Ingold was especially disappointed with the Packers goal line stand to start the 4th quarter, when B.J. Goodson stuffed Josh Jacobs just short of the end zone on 4th down.
“I think we’ve been really successful with that play so far this year,” Ingold said. “Nobody has really been able to stop it. They had a good game plan for it.”
Not finishing drives was a consistent theme for Oakland, who out-gained Green Bay 484-481 in total yards.
“I take a lot of pride in being a big part of the goal line offense,” Ingold said. “For us to sputter a little bit, I will take that a little bit on the chin. You want to be better. You want to be a difference-maker down at the goal line. Today they had our number drawn up, so you got to learn from it and I’m really excited to get better.”

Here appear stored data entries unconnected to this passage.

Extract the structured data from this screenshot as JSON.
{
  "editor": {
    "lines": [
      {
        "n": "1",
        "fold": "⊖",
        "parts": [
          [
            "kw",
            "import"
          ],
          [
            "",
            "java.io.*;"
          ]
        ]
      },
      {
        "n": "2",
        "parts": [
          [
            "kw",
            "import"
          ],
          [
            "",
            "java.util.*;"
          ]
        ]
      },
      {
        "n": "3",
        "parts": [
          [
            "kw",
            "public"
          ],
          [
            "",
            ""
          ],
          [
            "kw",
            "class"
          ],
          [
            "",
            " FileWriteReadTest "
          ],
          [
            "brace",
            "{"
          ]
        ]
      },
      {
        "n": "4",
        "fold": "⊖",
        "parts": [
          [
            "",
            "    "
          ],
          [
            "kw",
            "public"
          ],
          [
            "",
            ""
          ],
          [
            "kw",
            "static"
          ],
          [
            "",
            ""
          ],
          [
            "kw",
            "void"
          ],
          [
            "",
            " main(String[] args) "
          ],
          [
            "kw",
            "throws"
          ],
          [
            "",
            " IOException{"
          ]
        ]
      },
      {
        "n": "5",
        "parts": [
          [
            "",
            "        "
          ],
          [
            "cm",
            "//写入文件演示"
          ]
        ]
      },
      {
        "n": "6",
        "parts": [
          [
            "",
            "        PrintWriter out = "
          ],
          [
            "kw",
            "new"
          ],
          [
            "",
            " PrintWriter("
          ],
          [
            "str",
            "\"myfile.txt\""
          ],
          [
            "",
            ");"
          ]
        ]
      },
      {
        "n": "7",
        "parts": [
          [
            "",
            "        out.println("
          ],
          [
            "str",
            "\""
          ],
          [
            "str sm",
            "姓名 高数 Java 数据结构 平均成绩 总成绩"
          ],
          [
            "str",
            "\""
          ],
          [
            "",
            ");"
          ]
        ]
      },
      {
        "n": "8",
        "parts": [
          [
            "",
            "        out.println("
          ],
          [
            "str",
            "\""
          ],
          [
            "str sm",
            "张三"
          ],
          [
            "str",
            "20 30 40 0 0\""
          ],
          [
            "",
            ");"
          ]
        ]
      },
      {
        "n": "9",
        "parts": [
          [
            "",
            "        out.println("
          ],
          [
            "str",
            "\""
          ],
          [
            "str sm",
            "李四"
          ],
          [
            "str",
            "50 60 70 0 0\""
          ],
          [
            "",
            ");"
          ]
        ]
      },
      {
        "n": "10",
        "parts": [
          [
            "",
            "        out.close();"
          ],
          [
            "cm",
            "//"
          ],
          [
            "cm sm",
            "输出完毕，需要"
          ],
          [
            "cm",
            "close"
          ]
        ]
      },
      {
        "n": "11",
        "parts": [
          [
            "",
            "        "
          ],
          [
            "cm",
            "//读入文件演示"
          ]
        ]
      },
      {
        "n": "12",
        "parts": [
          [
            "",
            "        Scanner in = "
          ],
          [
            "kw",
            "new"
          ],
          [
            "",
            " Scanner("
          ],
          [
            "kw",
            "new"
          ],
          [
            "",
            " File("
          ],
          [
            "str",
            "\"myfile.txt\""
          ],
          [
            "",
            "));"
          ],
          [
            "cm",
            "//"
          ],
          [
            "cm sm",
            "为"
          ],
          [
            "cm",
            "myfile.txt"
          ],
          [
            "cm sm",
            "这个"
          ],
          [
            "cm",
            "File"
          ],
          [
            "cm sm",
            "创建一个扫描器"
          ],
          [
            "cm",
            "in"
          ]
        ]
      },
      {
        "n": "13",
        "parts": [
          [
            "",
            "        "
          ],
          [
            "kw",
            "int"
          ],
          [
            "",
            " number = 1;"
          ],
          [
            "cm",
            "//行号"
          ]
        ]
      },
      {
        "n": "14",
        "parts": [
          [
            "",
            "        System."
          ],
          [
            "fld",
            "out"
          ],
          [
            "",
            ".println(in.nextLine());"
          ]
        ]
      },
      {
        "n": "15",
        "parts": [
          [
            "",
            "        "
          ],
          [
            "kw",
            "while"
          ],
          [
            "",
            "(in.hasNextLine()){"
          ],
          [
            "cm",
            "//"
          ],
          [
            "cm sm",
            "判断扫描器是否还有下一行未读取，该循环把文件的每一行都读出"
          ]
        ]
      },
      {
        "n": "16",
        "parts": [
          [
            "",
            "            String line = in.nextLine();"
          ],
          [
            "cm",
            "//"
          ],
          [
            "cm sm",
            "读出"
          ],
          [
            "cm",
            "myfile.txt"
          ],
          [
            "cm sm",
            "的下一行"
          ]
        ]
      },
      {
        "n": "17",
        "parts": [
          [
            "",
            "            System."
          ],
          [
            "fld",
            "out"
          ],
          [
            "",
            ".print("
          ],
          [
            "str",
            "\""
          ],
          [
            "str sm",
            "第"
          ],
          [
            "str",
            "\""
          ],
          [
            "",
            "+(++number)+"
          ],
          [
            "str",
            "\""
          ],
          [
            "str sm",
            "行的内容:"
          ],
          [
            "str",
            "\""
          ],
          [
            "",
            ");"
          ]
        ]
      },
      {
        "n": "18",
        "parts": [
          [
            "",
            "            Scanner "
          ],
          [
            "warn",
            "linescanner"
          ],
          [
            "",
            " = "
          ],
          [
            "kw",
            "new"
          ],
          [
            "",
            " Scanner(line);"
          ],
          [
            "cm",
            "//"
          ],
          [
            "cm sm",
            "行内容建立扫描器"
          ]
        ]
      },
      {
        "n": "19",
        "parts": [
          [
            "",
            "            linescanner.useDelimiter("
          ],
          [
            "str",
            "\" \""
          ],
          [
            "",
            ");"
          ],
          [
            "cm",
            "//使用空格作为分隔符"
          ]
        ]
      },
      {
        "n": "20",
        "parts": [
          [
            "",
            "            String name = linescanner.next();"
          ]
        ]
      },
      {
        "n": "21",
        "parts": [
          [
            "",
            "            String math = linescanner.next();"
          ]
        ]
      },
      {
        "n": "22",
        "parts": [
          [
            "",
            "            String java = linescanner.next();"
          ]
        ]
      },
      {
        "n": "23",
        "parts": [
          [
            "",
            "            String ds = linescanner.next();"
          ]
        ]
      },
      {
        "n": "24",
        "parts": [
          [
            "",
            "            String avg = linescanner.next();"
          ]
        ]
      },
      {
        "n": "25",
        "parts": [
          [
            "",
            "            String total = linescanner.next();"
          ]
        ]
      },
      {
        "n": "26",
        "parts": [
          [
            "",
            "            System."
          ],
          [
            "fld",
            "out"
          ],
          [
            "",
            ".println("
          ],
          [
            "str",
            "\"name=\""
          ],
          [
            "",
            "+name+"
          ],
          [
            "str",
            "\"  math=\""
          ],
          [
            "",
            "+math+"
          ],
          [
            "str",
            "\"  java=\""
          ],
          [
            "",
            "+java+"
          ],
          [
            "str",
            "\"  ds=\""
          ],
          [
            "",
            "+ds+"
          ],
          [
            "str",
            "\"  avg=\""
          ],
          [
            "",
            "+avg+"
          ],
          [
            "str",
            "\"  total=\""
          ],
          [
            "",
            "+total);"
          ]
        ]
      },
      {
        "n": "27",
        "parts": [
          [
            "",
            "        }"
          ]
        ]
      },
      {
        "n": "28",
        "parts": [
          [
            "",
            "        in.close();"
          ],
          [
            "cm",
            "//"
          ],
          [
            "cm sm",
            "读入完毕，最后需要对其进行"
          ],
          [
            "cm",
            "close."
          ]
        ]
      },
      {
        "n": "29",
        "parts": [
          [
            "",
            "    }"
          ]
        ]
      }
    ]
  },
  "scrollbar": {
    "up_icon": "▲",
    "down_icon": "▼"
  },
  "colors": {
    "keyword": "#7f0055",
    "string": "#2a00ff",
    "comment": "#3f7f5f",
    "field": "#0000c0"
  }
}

After the game Ingold swapped jerseys with Packers FB Danny Vitale.
“I had never met him before,” Vitale said after the game. “I actually reached out to him earlier in the week. I’ve seen a lot of film of him and I know of him obviously. Just really, really love the way he plays. I know he’s a Green Bay guy, and I know how much this game is going to mean to him. Us fullbacks are a small fraternity of guys that take care of one another. Wish nothing but the best for him, he’s a hell of a player.”

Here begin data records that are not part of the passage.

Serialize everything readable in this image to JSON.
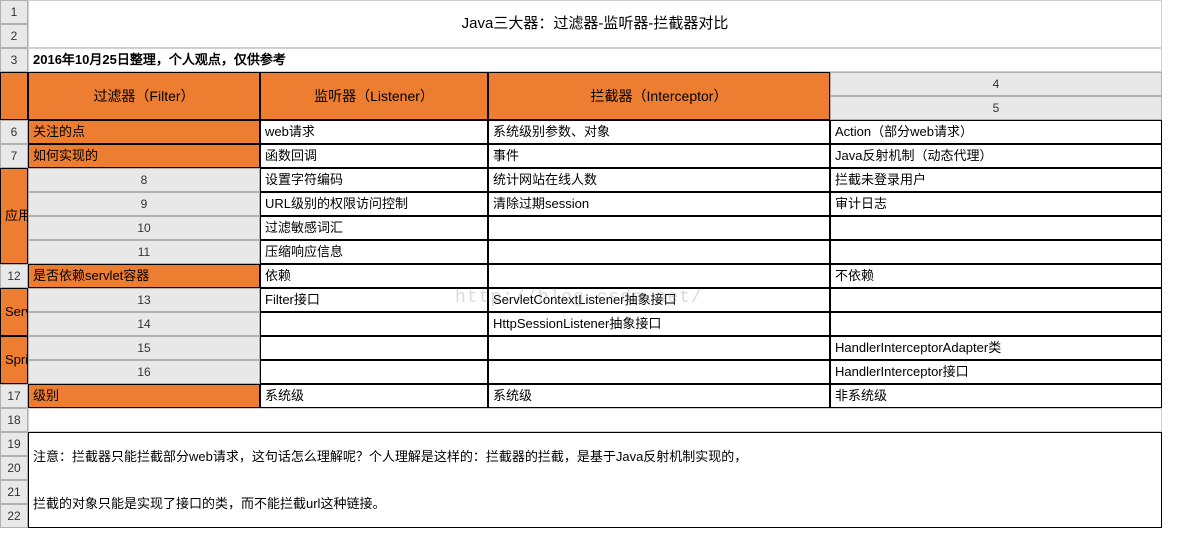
{
  "rows": [
    "1",
    "2",
    "3",
    "4",
    "5",
    "6",
    "7",
    "8",
    "9",
    "10",
    "11",
    "12",
    "13",
    "14",
    "15",
    "16",
    "17",
    "18",
    "19",
    "20",
    "21",
    "22"
  ],
  "title": "Java三大器：过滤器-监听器-拦截器对比",
  "meta": "2016年10月25日整理，个人观点，仅供参考",
  "header": {
    "c1": "过滤器（Filter）",
    "c2": "监听器（Listener）",
    "c3": "拦截器（Interceptor）"
  },
  "labels": {
    "focus": "关注的点",
    "how": "如何实现的",
    "scene": "应用场景",
    "depend": "是否依赖servlet容器",
    "servlet": "Servlet提供的支持",
    "spring": "Spring提供的支持",
    "level": "级别"
  },
  "focus": {
    "f": "web请求",
    "l": "系统级别参数、对象",
    "i": "Action（部分web请求）"
  },
  "how": {
    "f": "函数回调",
    "l": "事件",
    "i": "Java反射机制（动态代理）"
  },
  "scene": {
    "f": [
      "设置字符编码",
      "URL级别的权限访问控制",
      "过滤敏感词汇",
      "压缩响应信息"
    ],
    "l": [
      "统计网站在线人数",
      "清除过期session"
    ],
    "i": [
      "拦截未登录用户",
      "审计日志"
    ]
  },
  "depend": {
    "f": "依赖",
    "l": "",
    "i": "不依赖"
  },
  "servlet": {
    "f": [
      "Filter接口",
      ""
    ],
    "l": [
      "ServletContextListener抽象接口",
      "HttpSessionListener抽象接口"
    ],
    "i": [
      "",
      ""
    ]
  },
  "spring": {
    "f": [
      "",
      ""
    ],
    "l": [
      "",
      ""
    ],
    "i": [
      "HandlerInterceptorAdapter类",
      "HandlerInterceptor接口"
    ]
  },
  "level": {
    "f": "系统级",
    "l": "系统级",
    "i": "非系统级"
  },
  "note1": "注意：拦截器只能拦截部分web请求，这句话怎么理解呢？个人理解是这样的：拦截器的拦截，是基于Java反射机制实现的，",
  "note2": "拦截的对象只能是实现了接口的类，而不能拦截url这种链接。",
  "watermark": "http://blog.csdn.net/"
}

The former AP and Gatorade State Player of the Year knows there are a lot of eyes on him this weekend in his return to northeast Wisconsin, and he hopes his story resonates with the next generation.
“The one thing about coming back home is I hope to inspire some kids that are going through the same thing I was going through. Not a whole lot of people make it from Green Bay. If there’s some kids that push a little bit harder and follow their dreams a little bit more, I think that’s what it’s all about.”